Presentazione

A rubar loro la scena, negli ultimi tempi, ci sono i Suv “matrioska”: quelli di taglia sempre più piccola, ma ispirati nel design e nei contenuti ai fratelli maggiori. Costano meno e impegnano meno. Ma giocoforza offrono di meno, specie in termini di spazio. Il Suv di taglia grossa, però, non molla e i costruttori continuano a rinnovare e innovare, anche perché ci sono mercati in cui la richiesta per queste vetture è ancora molto elevata e anche in Italia stanno riguadagnando quote di mercato.

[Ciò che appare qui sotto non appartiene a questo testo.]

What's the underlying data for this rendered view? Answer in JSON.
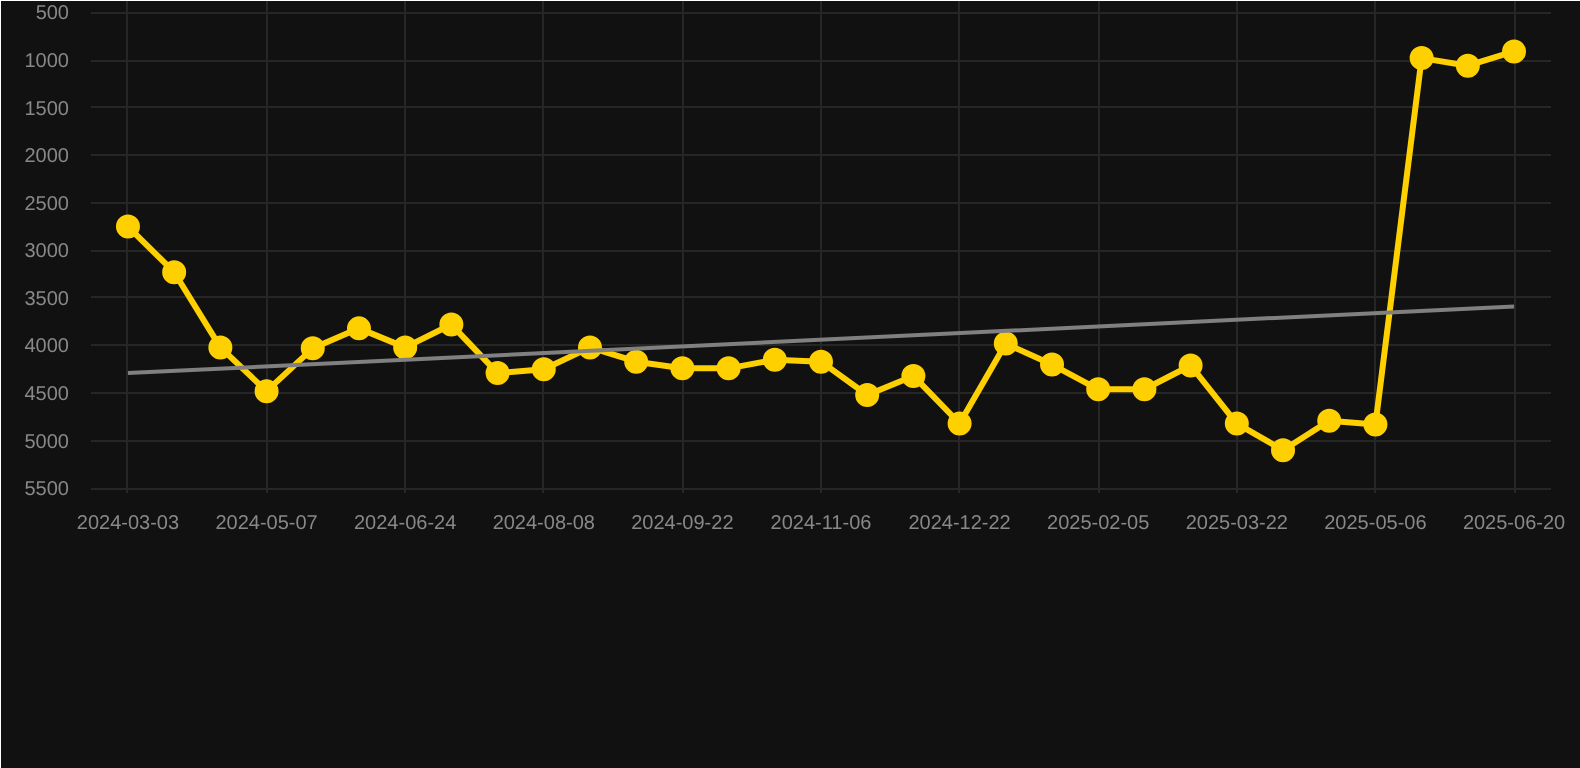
{
  "chart_data": {
    "type": "line",
    "categories": [
      "2024-03-03",
      null,
      null,
      "2024-05-07",
      null,
      null,
      "2024-06-24",
      null,
      null,
      "2024-08-08",
      null,
      null,
      "2024-09-22",
      null,
      null,
      "2024-11-06",
      null,
      null,
      "2024-12-22",
      null,
      null,
      "2025-02-05",
      null,
      null,
      "2025-03-22",
      null,
      null,
      "2025-05-06",
      null,
      null,
      "2025-06-20"
    ],
    "series": [
      {
        "color": "#ffd000",
        "marker": "circle",
        "values": [
          2750,
          3230,
          4020,
          4480,
          4030,
          3820,
          4020,
          3780,
          4290,
          4250,
          4020,
          4170,
          4240,
          4240,
          4150,
          4170,
          4520,
          4320,
          4820,
          3980,
          4200,
          4460,
          4460,
          4210,
          4820,
          5100,
          4790,
          4830,
          980,
          1060,
          910
        ]
      },
      {
        "type": "line",
        "color": "#808080",
        "marker": "none",
        "values": [
          4290,
          null,
          null,
          null,
          null,
          null,
          null,
          null,
          null,
          null,
          null,
          null,
          null,
          null,
          null,
          null,
          null,
          null,
          null,
          null,
          null,
          null,
          null,
          null,
          null,
          null,
          null,
          null,
          null,
          null,
          3590
        ]
      }
    ],
    "ylim": [
      5550,
      380
    ],
    "yticks": [
      500,
      1000,
      1500,
      2000,
      2500,
      3000,
      3500,
      4000,
      4500,
      5000,
      5500
    ],
    "grid": true
  }
}
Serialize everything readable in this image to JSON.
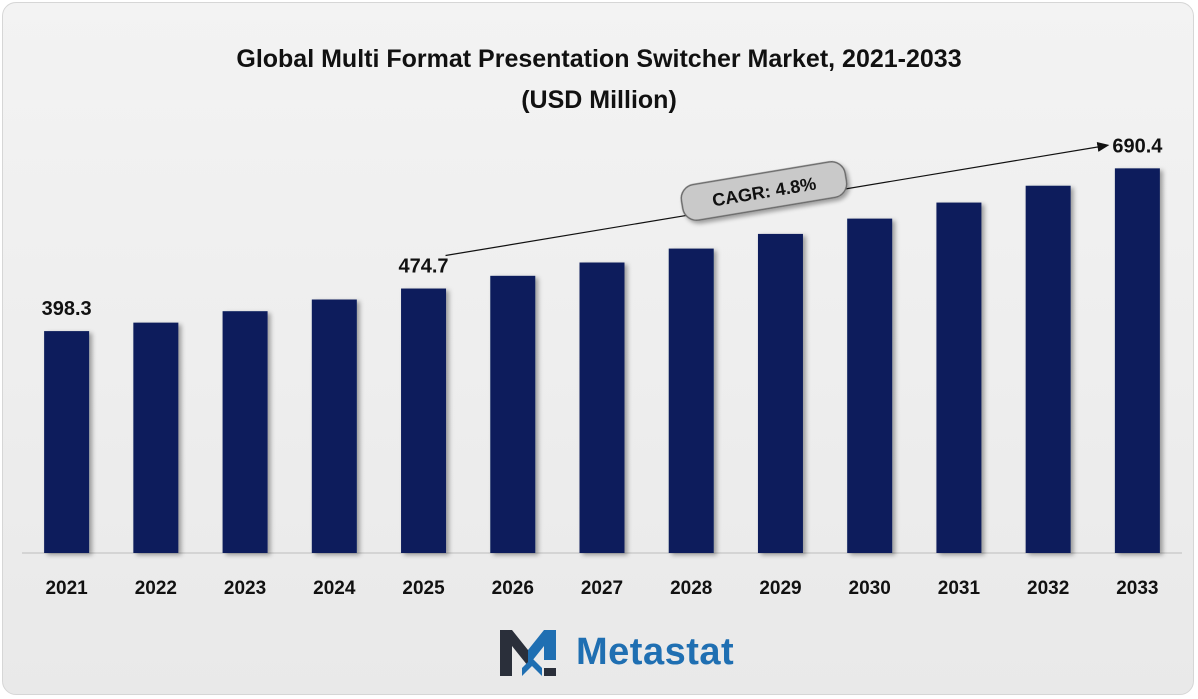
{
  "chart_data": {
    "type": "bar",
    "title": "Global Multi Format Presentation Switcher Market, 2021-2033",
    "subtitle": "(USD Million)",
    "categories": [
      "2021",
      "2022",
      "2023",
      "2024",
      "2025",
      "2026",
      "2027",
      "2028",
      "2029",
      "2030",
      "2031",
      "2032",
      "2033"
    ],
    "values": [
      398.3,
      413.5,
      434.0,
      455.0,
      474.7,
      497.5,
      521.4,
      546.4,
      572.7,
      600.2,
      629.0,
      659.2,
      690.4
    ],
    "data_labels": [
      {
        "index": 0,
        "text": "398.3"
      },
      {
        "index": 4,
        "text": "474.7"
      },
      {
        "index": 12,
        "text": "690.4"
      }
    ],
    "annotation": "CAGR: 4.8%",
    "ylim": [
      0,
      700
    ],
    "grid": false,
    "bar_color": "#0b1f5c"
  },
  "brand": {
    "name": "Metastat"
  }
}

Quelle che abbiamo voluto mettere a confronto in queste pagine sono le più nuove proposte in materia. Nuove nel senso più stretto del termine, perché a ben pensare l'Audi Q7 e la Volvo XC90 erano i dinosauri di questo segmento: sono sulla scena da ben 10 anni (12 la Volvo) e a parte qualche piccolo aggiornamento di metà carriera non sono mai stati ritoccati profondamente. Almeno finora. Perché entrambi, in sostanza, dei precedenti modelli conservano soltanto la denominazione e nulla di più.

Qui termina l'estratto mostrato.